As Vladimir Putin’s invasion of Ukraine becomes increasingly vicious, the punitive economic sanctions imposed on Russia by Western governments are continuing to bite, causing the ruble to plummet in value against the US dollar and Moscow’s central bank to raise its primary inflation rate and introduce capital controls.
Foreign businesses and brands are meanwhile reconsidering their commercial relationships with the country, with McDonald’s, Coca-Cola, Starbucks, Hermes, Chanel, Netflix, Spotify and Prada all severing ties in opposition to the faltering attempted conquest.
Ukraine has meanwhile published a list of other international companies still operating in Russia in the hope of shaming them into following suit.
Ending the West’s energy dependence on Mr Putin’s oil and gas exports promises to be more complex, however, with Europe already hit by inflation, the rising cost of living and spiralling gas prices before the conflict began and market instability driving up the price of petrol and diesel on the forecourt over the last two weeks.
Figures from data firm Experian Catalist showed the average cost of a litre of petrol at UK filling stations was up to 159.6p on Wednesday, up from 158.2p on Tuesday.
The average cost of a litre of diesel meanwhile reached a new high of 167.4p on Wednesday, up from 165.2p on Tuesday.
Against that backdrop, business secretary Kwasi Kwarteng nevertheless announced on Tuesday that the UK would end its import of Russian oil by the end of the year as a further punishment, saying the government was “building on our existing sanctions that are already crippling Putin’s war machine” and planned to work with the US, the EU and other trading partners to find alternative sources of hydrocarbons.

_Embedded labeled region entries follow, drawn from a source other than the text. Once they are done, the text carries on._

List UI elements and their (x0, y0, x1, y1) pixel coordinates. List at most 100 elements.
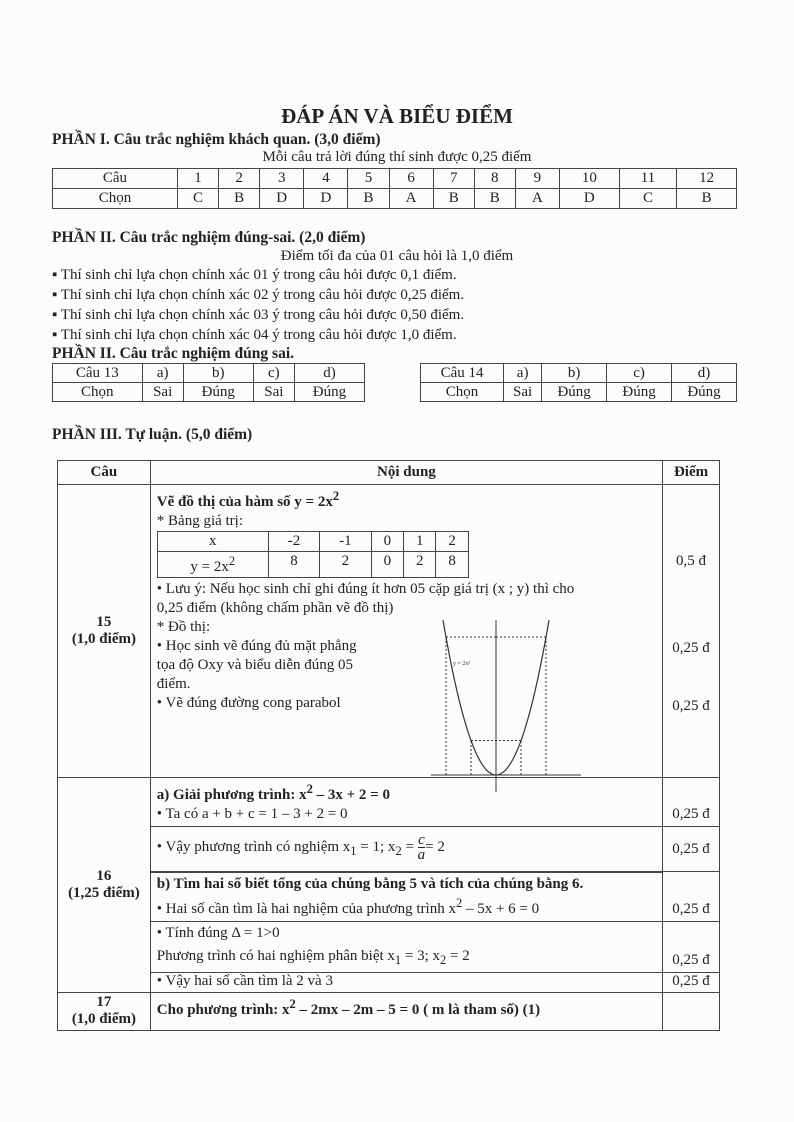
rule: ▪ Thí sinh chỉ lựa chọn chính xác 03 ý t… (52, 307, 465, 323)
q15-bullet-2: • Vẽ đúng đường cong parabol (156, 695, 341, 711)
y-value: 2 (402, 551, 437, 578)
item-label: a) (503, 363, 543, 383)
part2-heading: PHẦN II. Câu trắc nghiệm đúng-sai. (2,0 … (52, 229, 366, 246)
header-diem: Điểm (662, 460, 720, 485)
item-label: d) (293, 363, 366, 383)
q16-label: 16 (1,25 điểm) (57, 777, 151, 993)
q15-bullet-1: • Học sinh vẽ đúng đủ mặt phẳng tọa độ O… (156, 638, 357, 692)
q17-content: Cho phương trình: x2 – 2mx – 2m – 5 = 0 … (149, 991, 664, 1031)
score: 0,25 đ (662, 826, 720, 872)
answer-cell: C (618, 188, 678, 209)
y-value: 8 (267, 551, 321, 578)
answer-cell: D (558, 188, 620, 209)
answer-cell: Đúng (606, 382, 673, 402)
part1-note: Mỗi câu trả lời đúng thí sinh được 0,25 … (262, 149, 532, 165)
question-number: 12 (676, 168, 737, 189)
q15-table-label: * Bảng giá trị: (156, 513, 244, 529)
score: 0,25 đ (662, 871, 720, 922)
row-label: Câu (52, 168, 178, 189)
part1-heading: PHẦN I. Câu trắc nghiệm khách quan. (3,0… (52, 131, 381, 148)
q15-title: Vẽ đồ thị của hàm số y = 2x2 (156, 489, 340, 510)
rule: ▪ Thí sinh chỉ lựa chọn chính xác 04 ý t… (52, 327, 457, 343)
question-label: Câu 14 (419, 363, 505, 383)
question-number: 8 (473, 168, 516, 189)
row-label: Chọn (52, 188, 178, 209)
answer-cell: Đúng (182, 382, 254, 402)
item-label: b) (182, 363, 254, 383)
answer-cell: Đúng (293, 382, 366, 402)
q16-b2: • Tính đúng Δ = 1>0 Phương trình có hai n… (149, 920, 664, 973)
item-label: c) (252, 363, 295, 383)
q15-graph-label: * Đồ thị: (156, 619, 211, 635)
item-label: b) (541, 363, 608, 383)
question-number: 6 (388, 168, 434, 189)
x-value: 0 (370, 531, 405, 552)
question-number: 4 (303, 168, 349, 189)
answer-cell: Sai (503, 382, 543, 402)
answer-cell: B (432, 188, 475, 209)
rule: ▪ Thí sinh chỉ lựa chọn chính xác 01 ý t… (52, 267, 457, 283)
rule: ▪ Thí sinh chỉ lựa chọn chính xác 02 ý t… (52, 287, 465, 303)
q13-table: Câu 13 a) b) c) d) Chọn Sai Đúng Sai Đúng (52, 363, 366, 402)
question-number: 1 (176, 168, 220, 189)
answer-cell: D (259, 188, 305, 209)
question-number: 2 (218, 168, 261, 189)
item-label: a) (141, 363, 184, 383)
parabola-curve (442, 620, 550, 776)
q15-scores: 0,5 đ 0,25 đ 0,25 đ (662, 484, 720, 778)
y-value: 0 (370, 551, 405, 578)
question-number: 7 (432, 168, 475, 189)
q15-label: 15 (1,0 điểm) (57, 484, 151, 778)
answer-cell: A (388, 188, 434, 209)
score: 0,25 đ (662, 777, 720, 827)
page-title: ĐÁP ÁN VÀ BIỂU ĐIỂM (281, 104, 513, 128)
q16-b: b) Tìm hai số biết tổng của chúng bằng 5… (149, 870, 664, 922)
value-table: x -2 -1 0 1 2 y = 2x2 8 2 0 2 8 (156, 531, 469, 578)
answer-cell: C (176, 188, 220, 209)
question-number: 9 (514, 168, 560, 189)
answer-cell: B (676, 188, 737, 209)
question-number: 11 (618, 168, 678, 189)
x-value: 1 (402, 531, 437, 552)
score: 0,25 đ (662, 920, 720, 973)
score: 0,25 đ (662, 971, 720, 993)
answer-cell: B (218, 188, 261, 209)
answer-cell: B (347, 188, 390, 209)
question-number: 5 (347, 168, 390, 189)
answer-cell: Đúng (541, 382, 608, 402)
answer-cell: A (514, 188, 560, 209)
header-noi-dung: Nội dung (149, 460, 664, 485)
x-value: -2 (267, 531, 321, 552)
answer-cell: Sai (252, 382, 295, 402)
part2-heading-2: PHẦN II. Câu trắc nghiệm đúng sai. (52, 345, 294, 362)
q15-note: • Lưu ý: Nếu học sinh chỉ ghi đúng ít hơ… (156, 581, 575, 616)
part1-answer-table: Câu 1 2 3 4 5 6 7 8 9 10 11 12 Chọn C B D D B A B B A D C B (52, 168, 737, 209)
x-value: -1 (319, 531, 372, 552)
choose-label: Chọn (52, 382, 143, 402)
question-label: Câu 13 (52, 363, 143, 383)
choose-label: Chọn (419, 382, 505, 402)
item-label: d) (671, 363, 737, 383)
question-number: 3 (259, 168, 305, 189)
x-value: 2 (435, 531, 469, 552)
parabola-graph: y = 2x² (430, 620, 581, 792)
q15-content: Vẽ đồ thị của hàm số y = 2x2 * Bảng giá … (149, 484, 664, 792)
answer-cell: D (303, 188, 349, 209)
part3-table: Câu Nội dung Điểm 15 (1,0 điểm) Vẽ đồ thị… (57, 460, 720, 1031)
answer-cell: Sai (141, 382, 184, 402)
answer-cell: B (473, 188, 516, 209)
q17-score (662, 991, 720, 1031)
q17-label: 17 (1,0 điểm) (57, 991, 151, 1031)
item-label: c) (606, 363, 673, 383)
q16-b4: • Vậy hai số cần tìm là 2 và 3 (149, 971, 664, 993)
answer-cell: Đúng (671, 382, 737, 402)
part2-note: Điểm tối đa của 01 câu hỏi là 1,0 điểm (280, 248, 514, 264)
question-number: 10 (558, 168, 620, 189)
q14-table: Câu 14 a) b) c) d) Chọn Sai Đúng Đúng Đúng (419, 363, 737, 402)
y-value: 8 (435, 551, 469, 578)
q16-a2: • Vậy phương trình có nghiệm x1 = 1; x2 … (149, 826, 664, 872)
part3-heading: PHẦN III. Tự luận. (5,0 điểm) (52, 426, 253, 443)
header-cau: Câu (57, 460, 151, 485)
function-label: y = 2x² (453, 661, 470, 667)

Britain would not do so with immediate effect, he said, in order to give supply chains and supporting businesses enough time to adjust to what will represent a drastic transition.
The UK imported £4 billion of Russian oil in 2021 – £3 billion of refined oil and £1 billion of crude oil – according to Office for National Statistics data.
“Russian imports account for 8 per cent of total UK oil demand, but the UK is also a significant producer of both crude oil and petroleum products, in addition to imports from a diverse range of reliable suppliers beyond Russia including the Netherlands, Saudi Arabia, and USA,” Downing Street said in a statement announcing the decision.
Norway, Canada, Sweden and Belgium are also key exporters to Britain.
Downing Street’s figure comes from the Digest of United Kingdom Energy Statistics 2020, which also reveals that Russia accounts for 18 per cent of our diesel, five per cent of jet fuel and one per cent of gas oil such as red diesel, which is used for machinery and off-road vehicles.
The government added in its statement that Russian natural gas currently accounts for 4 per cent of UK imports and said that: “Ministers are also exploring options to reduce this further.”
Russia is the world’s third-biggest oil producer behind the US and Saudi Arabia and ordinarily exports around 5m barrels of crude oil per day, more than 5 per cent of the global total, but suppliers as well as nations are now increasingly wary of dealing with the country in light of the Ukraine assault, for practical as well as moral reasons.
Traders fear that further instability developing after they have placed an order could prevent their oil from being delivered and are also concerned about complications surrounding transactions involving Russian banks under sanctions after they were excluded from the Swift payment system used to complete payments between lenders.
Russian crude is currently being offered at massive discounts on world markets but few European buyers are biting.